Wednesday, October 24, 2018

And You Thought It Couldn’t Get Any Worst

Well guess again!

It can get much worse now that Kavanaugh on the bench.
Anti-LGBT lawsuits already headed Justice Kavanaugh’s way
Washington Blade
By Chris Johnson
October 17, 2018

Precisely on cue with the confirmation of Brett Kavanaugh to the U.S. Supreme Court, anti-LGBT groups have filed lawsuits challenging LGBT rights that may in the near future serve to test the new justice on his position on the issue.

The complaints — two filed in federal court, one filed in state court — were filed in Texas and seek to challenge the City of Austin’s LGBT-inclusive non-discrimination ordinance and the U.S. Equal Employment Opportunity Commission, the U.S. agency charged with federal employment civil rights law, over its interpretation of Title VII to prohibit anti-LGBT discrimination in the workforce.

But Austin’s LGBT-inclusive ordinance has been on the books for some time and the EEOC has taken charge of anti-LGBT discrimination for years under Title VII of the Civil Rights Act of 1964. (The EEOC determined in the 2012 decision of Macy v. Holder that federal law bars anti-trans discrimination in employment and in the 2015 decision of Baldwin c. Foxx federal law bars anti-gay discrimination.)

Conspicuously, the two federal lawsuits were filed on Oct. 6, the exact date Kavanaugh was confirmed as a U.S. associate justice to the Supreme Court. Kavanaugh won’t have a chance to act on the newly filed lawsuits anytime soon, but they will likely percolate through the courts, giving anti-LGBT groups the opportunity to file petitions for review.
And here is the kicker…
The federal lawsuit against EEOC asserts the LGBT protections violate the religious freedom of churches under the First Amendment and the Religious Freedom Restoration Act by forcing them to hire employee who are LGBT despite religious objections of the employer. (Current law doesn’t require churches to hire pastors who are LGBT contrary to religious beliefs, but does prohibit religiously affiliated organizations from engaging in anti-LGBT discrimination for non-ministerial positions.)
[…]
The religious freedom claims in the lawsuits may be seeking to capitalize on Kavanaugh’s remarks during his confirmation hearing, when Kavanaugh said in response to questions from conservative senators like Ted Cruz (R-Texas) that religious freedom should be protected in the “public square.”

“The Framers understood the importance of protecting conscience,” Kavanaugh said. “It’s akin to the free speech protection in many ways. No matter what God you worship, or if you worship no God at all, you are equally American…If you have religious beliefs, religious people, religious speech, you have just as much right to be in the public square and to participate in public programs as others do. You can’t be denied just because of religious status.”
Okay, up until now the test if a law violated the First Amendment was if a law was religiously neutral; in other words if the law was not targeted at a specific religion.
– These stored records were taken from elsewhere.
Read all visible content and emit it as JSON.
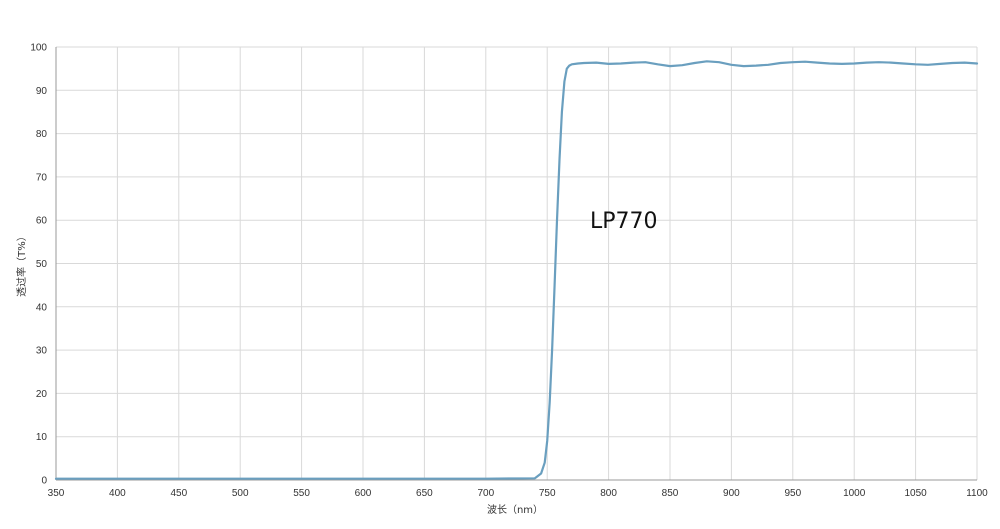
{
  "chart_data": {
    "type": "line",
    "title": "",
    "xlabel": "波长（nm）",
    "ylabel": "透过率（T%）",
    "xlim": [
      350,
      1100
    ],
    "ylim": [
      0,
      100
    ],
    "xticks": [
      350,
      400,
      450,
      500,
      550,
      600,
      650,
      700,
      750,
      800,
      850,
      900,
      950,
      1000,
      1050,
      1100
    ],
    "yticks": [
      0,
      10,
      20,
      30,
      40,
      50,
      60,
      70,
      80,
      90,
      100
    ],
    "grid": true,
    "annotation": "LP770",
    "line_color": "#6a9fbf",
    "series": [
      {
        "x": [
          350,
          400,
          450,
          500,
          550,
          600,
          650,
          700,
          740,
          745,
          748,
          750,
          752,
          754,
          756,
          758,
          760,
          762,
          764,
          766,
          768,
          770,
          775,
          780,
          790,
          800,
          810,
          820,
          830,
          840,
          850,
          860,
          870,
          880,
          890,
          900,
          910,
          920,
          930,
          940,
          950,
          960,
          970,
          980,
          990,
          1000,
          1010,
          1020,
          1030,
          1040,
          1050,
          1060,
          1070,
          1080,
          1090,
          1100
        ],
        "y": [
          0.3,
          0.3,
          0.3,
          0.3,
          0.3,
          0.3,
          0.3,
          0.3,
          0.4,
          1.5,
          4,
          9,
          18,
          30,
          45,
          60,
          74,
          85,
          92,
          95,
          95.7,
          96,
          96.2,
          96.3,
          96.4,
          96.1,
          96.2,
          96.4,
          96.5,
          96.0,
          95.6,
          95.8,
          96.3,
          96.7,
          96.5,
          95.9,
          95.6,
          95.7,
          95.9,
          96.3,
          96.5,
          96.6,
          96.4,
          96.2,
          96.1,
          96.2,
          96.4,
          96.5,
          96.4,
          96.2,
          96.0,
          95.9,
          96.1,
          96.3,
          96.4,
          96.2
        ]
      }
    ]
  }
}
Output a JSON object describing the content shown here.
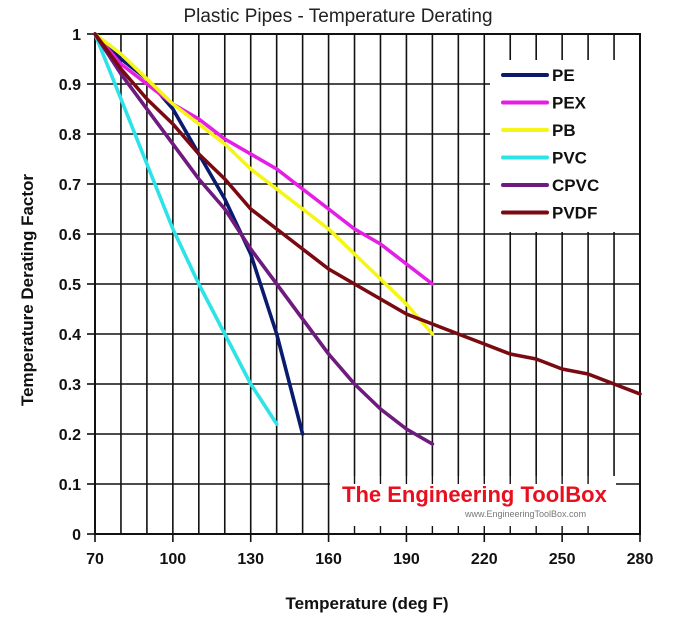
{
  "chart_data": {
    "type": "line",
    "title": "Plastic Pipes - Temperature Derating",
    "xlabel": "Temperature (deg F)",
    "ylabel": "Temperature Derating Factor",
    "xlim": [
      70,
      280
    ],
    "ylim": [
      0,
      1
    ],
    "x_ticks": [
      70,
      100,
      130,
      160,
      190,
      220,
      250,
      280
    ],
    "y_ticks": [
      "0",
      "0.1",
      "0.2",
      "0.3",
      "0.4",
      "0.5",
      "0.6",
      "0.7",
      "0.8",
      "0.9",
      "1"
    ],
    "grid": true,
    "legend_position": "upper right",
    "series": [
      {
        "name": "PE",
        "color": "#0a1a6e",
        "x": [
          70,
          80,
          90,
          100,
          110,
          120,
          130,
          140,
          150
        ],
        "values": [
          1.0,
          0.95,
          0.91,
          0.85,
          0.76,
          0.67,
          0.56,
          0.4,
          0.2
        ]
      },
      {
        "name": "PEX",
        "color": "#e51ee5",
        "x": [
          70,
          80,
          90,
          100,
          110,
          120,
          130,
          140,
          150,
          160,
          170,
          180,
          190,
          200
        ],
        "values": [
          1.0,
          0.94,
          0.9,
          0.86,
          0.83,
          0.79,
          0.76,
          0.73,
          0.69,
          0.65,
          0.61,
          0.58,
          0.54,
          0.5
        ]
      },
      {
        "name": "PB",
        "color": "#f5f516",
        "x": [
          70,
          80,
          90,
          100,
          110,
          120,
          130,
          140,
          150,
          160,
          170,
          180,
          190,
          200
        ],
        "values": [
          1.0,
          0.96,
          0.91,
          0.86,
          0.82,
          0.78,
          0.73,
          0.69,
          0.65,
          0.61,
          0.56,
          0.51,
          0.46,
          0.4
        ]
      },
      {
        "name": "PVC",
        "color": "#2ee3e6",
        "x": [
          70,
          80,
          90,
          100,
          110,
          120,
          130,
          140
        ],
        "values": [
          1.0,
          0.87,
          0.74,
          0.61,
          0.5,
          0.4,
          0.3,
          0.22
        ]
      },
      {
        "name": "CPVC",
        "color": "#6e1a7e",
        "x": [
          70,
          80,
          90,
          100,
          110,
          120,
          130,
          140,
          150,
          160,
          170,
          180,
          190,
          200
        ],
        "values": [
          1.0,
          0.92,
          0.85,
          0.78,
          0.71,
          0.65,
          0.57,
          0.5,
          0.43,
          0.36,
          0.3,
          0.25,
          0.21,
          0.18
        ]
      },
      {
        "name": "PVDF",
        "color": "#7a0a12",
        "x": [
          70,
          80,
          90,
          100,
          110,
          120,
          130,
          140,
          150,
          160,
          170,
          180,
          190,
          200,
          210,
          220,
          230,
          240,
          250,
          260,
          270,
          280
        ],
        "values": [
          1.0,
          0.93,
          0.87,
          0.82,
          0.76,
          0.71,
          0.65,
          0.61,
          0.57,
          0.53,
          0.5,
          0.47,
          0.44,
          0.42,
          0.4,
          0.38,
          0.36,
          0.35,
          0.33,
          0.32,
          0.3,
          0.28
        ]
      }
    ]
  },
  "watermark": {
    "title": "The Engineering ToolBox",
    "url": "www.EngineeringToolBox.com"
  }
}
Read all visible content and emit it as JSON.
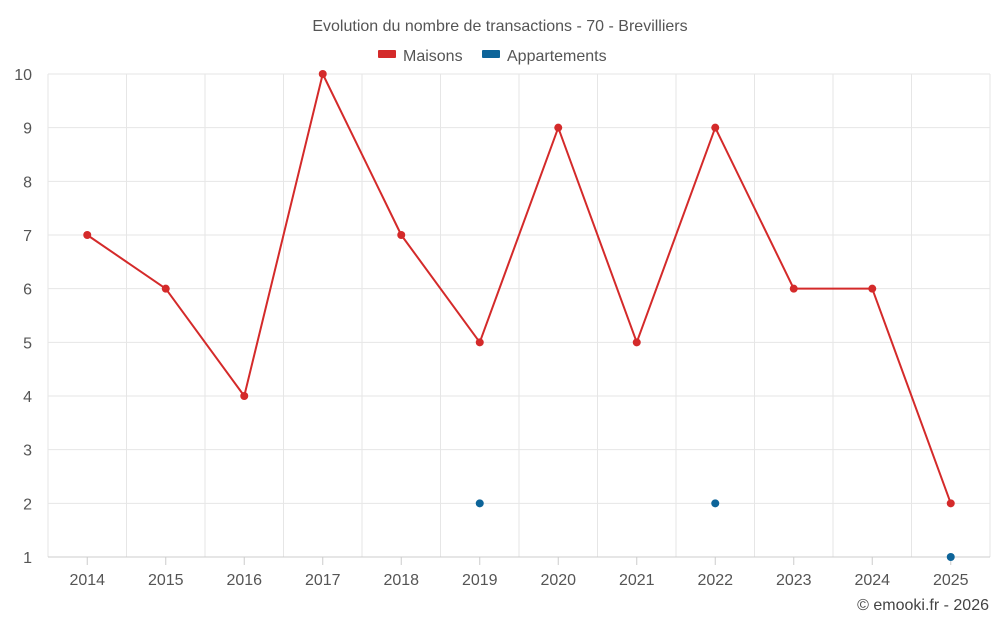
{
  "chart_data": {
    "type": "line",
    "title": "Evolution du nombre de transactions - 70 - Brevilliers",
    "categories": [
      "2014",
      "2015",
      "2016",
      "2017",
      "2018",
      "2019",
      "2020",
      "2021",
      "2022",
      "2023",
      "2024",
      "2025"
    ],
    "ylim": [
      1,
      10
    ],
    "yticks": [
      1,
      2,
      3,
      4,
      5,
      6,
      7,
      8,
      9,
      10
    ],
    "grid": true,
    "legend_position": "top-center",
    "series": [
      {
        "name": "Maisons",
        "color": "#d42a2a",
        "draw_line": true,
        "values": [
          7,
          6,
          4,
          10,
          7,
          5,
          9,
          5,
          9,
          6,
          6,
          2
        ]
      },
      {
        "name": "Appartements",
        "color": "#0d6499",
        "draw_line": false,
        "values": [
          null,
          null,
          null,
          null,
          null,
          2,
          null,
          null,
          2,
          null,
          null,
          1
        ]
      }
    ]
  },
  "credit": "© emooki.fr - 2026"
}
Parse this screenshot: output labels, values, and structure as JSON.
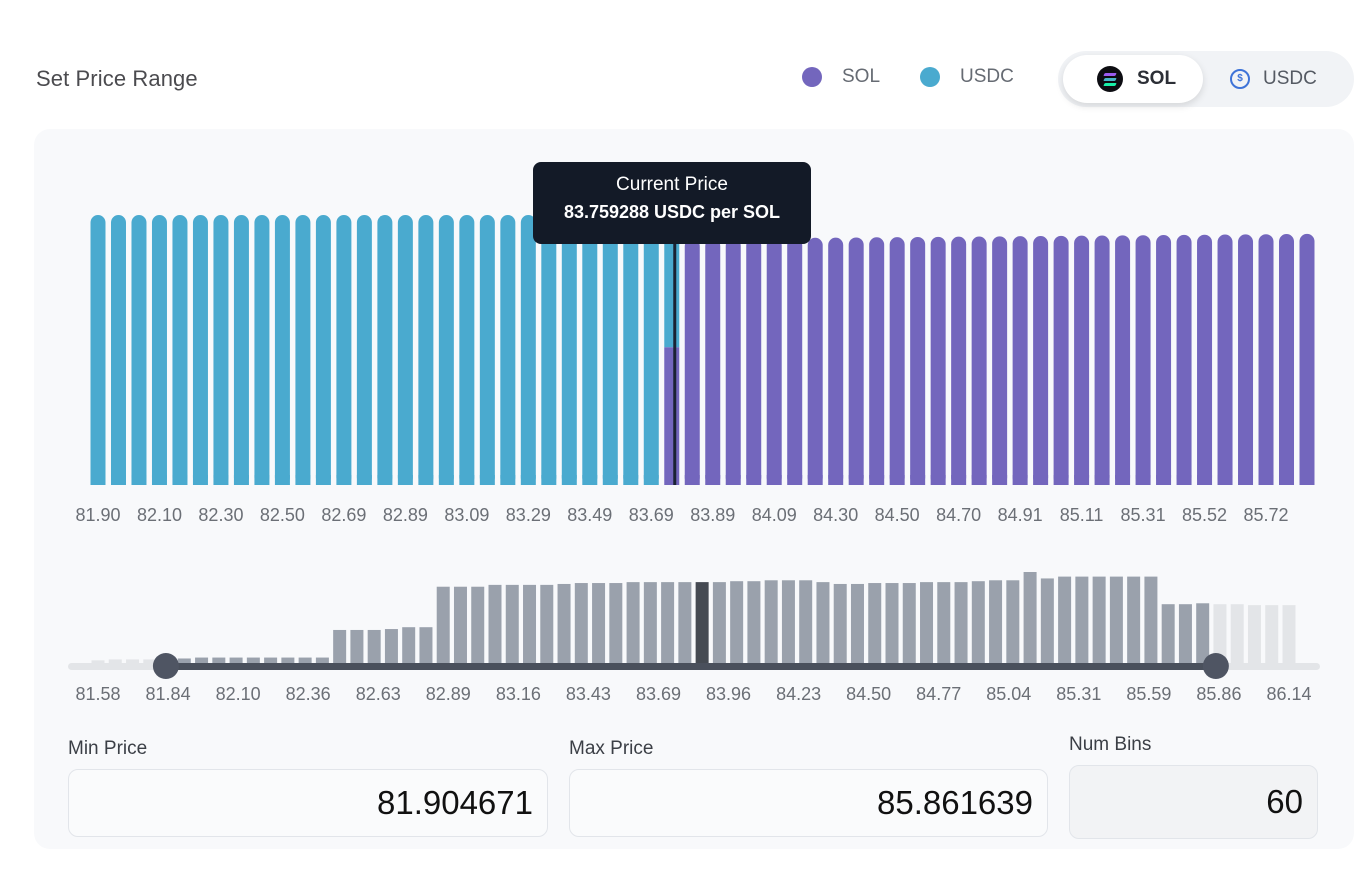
{
  "header": {
    "title": "Set Price Range"
  },
  "legend": [
    {
      "label": "SOL",
      "color": "#7366bd"
    },
    {
      "label": "USDC",
      "color": "#4aaacf"
    }
  ],
  "token_toggle": {
    "options": [
      {
        "label": "SOL",
        "icon": "solana-logo-icon",
        "selected": true
      },
      {
        "label": "USDC",
        "icon": "usdc-logo-icon",
        "selected": false
      }
    ]
  },
  "tooltip": {
    "title": "Current Price",
    "value": "83.759288 USDC per SOL"
  },
  "inputs": {
    "min_price": {
      "label": "Min Price",
      "value": "81.904671"
    },
    "max_price": {
      "label": "Max Price",
      "value": "85.861639"
    },
    "num_bins": {
      "label": "Num Bins",
      "value": "60"
    }
  },
  "colors": {
    "sol": "#7366bd",
    "usdc": "#4aaacf",
    "current_price_line": "#1a2233",
    "histogram_in_range": "#9aa1ac",
    "histogram_out_range": "#e3e5e8",
    "histogram_current": "#454a52",
    "slider_track": "#4a505c"
  },
  "chart_data": [
    {
      "type": "bar",
      "title": "Liquidity distribution",
      "num_bins": 60,
      "current_price": 83.759288,
      "current_bin_index": 28,
      "x_tick_labels": [
        "81.90",
        "82.10",
        "82.30",
        "82.50",
        "82.69",
        "82.89",
        "83.09",
        "83.29",
        "83.49",
        "83.69",
        "83.89",
        "84.09",
        "84.30",
        "84.50",
        "84.70",
        "84.91",
        "85.11",
        "85.31",
        "85.52",
        "85.72"
      ],
      "series": [
        {
          "name": "USDC",
          "bins": "0-28",
          "relative_height": 1.0,
          "split_bin_28_fraction": 0.49
        },
        {
          "name": "SOL",
          "bins": "28-59",
          "relative_height_start": 0.912,
          "relative_height_end": 0.93,
          "split_bin_28_fraction": 0.51
        }
      ],
      "legend": [
        "SOL",
        "USDC"
      ],
      "legend_position": "top-right"
    },
    {
      "type": "bar",
      "title": "Range selector histogram",
      "x_tick_labels": [
        "81.58",
        "81.84",
        "82.10",
        "82.36",
        "82.63",
        "82.89",
        "83.16",
        "83.43",
        "83.69",
        "83.96",
        "84.23",
        "84.50",
        "84.77",
        "85.04",
        "85.31",
        "85.59",
        "85.86",
        "86.14"
      ],
      "xlim": [
        81.58,
        86.14
      ],
      "selected_range": [
        81.84,
        85.86
      ],
      "current_bar_index": 35,
      "values": [
        0.04,
        0.05,
        0.05,
        0.05,
        0.05,
        0.06,
        0.07,
        0.07,
        0.07,
        0.07,
        0.07,
        0.07,
        0.07,
        0.07,
        0.37,
        0.37,
        0.37,
        0.38,
        0.4,
        0.4,
        0.84,
        0.84,
        0.84,
        0.86,
        0.86,
        0.86,
        0.86,
        0.87,
        0.88,
        0.88,
        0.88,
        0.89,
        0.89,
        0.89,
        0.89,
        0.89,
        0.89,
        0.9,
        0.9,
        0.91,
        0.91,
        0.91,
        0.89,
        0.87,
        0.87,
        0.88,
        0.88,
        0.88,
        0.89,
        0.89,
        0.89,
        0.9,
        0.91,
        0.91,
        1.0,
        0.93,
        0.95,
        0.95,
        0.95,
        0.95,
        0.95,
        0.95,
        0.65,
        0.65,
        0.66,
        0.65,
        0.65,
        0.64,
        0.64,
        0.64
      ]
    }
  ]
}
A law like the Civil Rights Act of 1964 was religiously neutral it didn’t promote or hinder a religion.

Cornell Law School writes in part,
In interpreting and applying the Free Exercise Clause, the Court has consistently held religious beliefs to be absolutely immune from governmental interference. But it has used a number of standards to review government action restrictive of religiously motivated conduct, ranging from formal neutrality to clear and present danger to strict scrutiny. For cases of intentional governmental discrimination against religion, the Court still employs strict scrutiny. But for most other free exercise cases it has now reverted to a standard of formal neutrality. “[T]he right of free exercise,” it has stated, “does not relieve an individual of the obligation to comply with a ‘valid and neutral law of general applicability on the ground the law proscribes (or prescribes) conduct that his religion prescribes (or proscribes).’ ”[My emphasis]
But now that is being twisted.

Now the judges appointed by the Republicans are saying that “neutral laws” like non-discrimination acts can be ignored if it “violates your religion.” So what this means is that anyone can disregard that they don’t like by claiming it is against their religion.

Right now the Republican are focusing on us, LGBT people but their argument I see being used to discriminate against blacks, Muslims, Jews, and other minorities. We are on track to become like Saudi Arabia, and Iraq that are theocracies overseen by oligarchies.



I am away this morning teaching two classes in Public Health down at Southern Connecticut State University.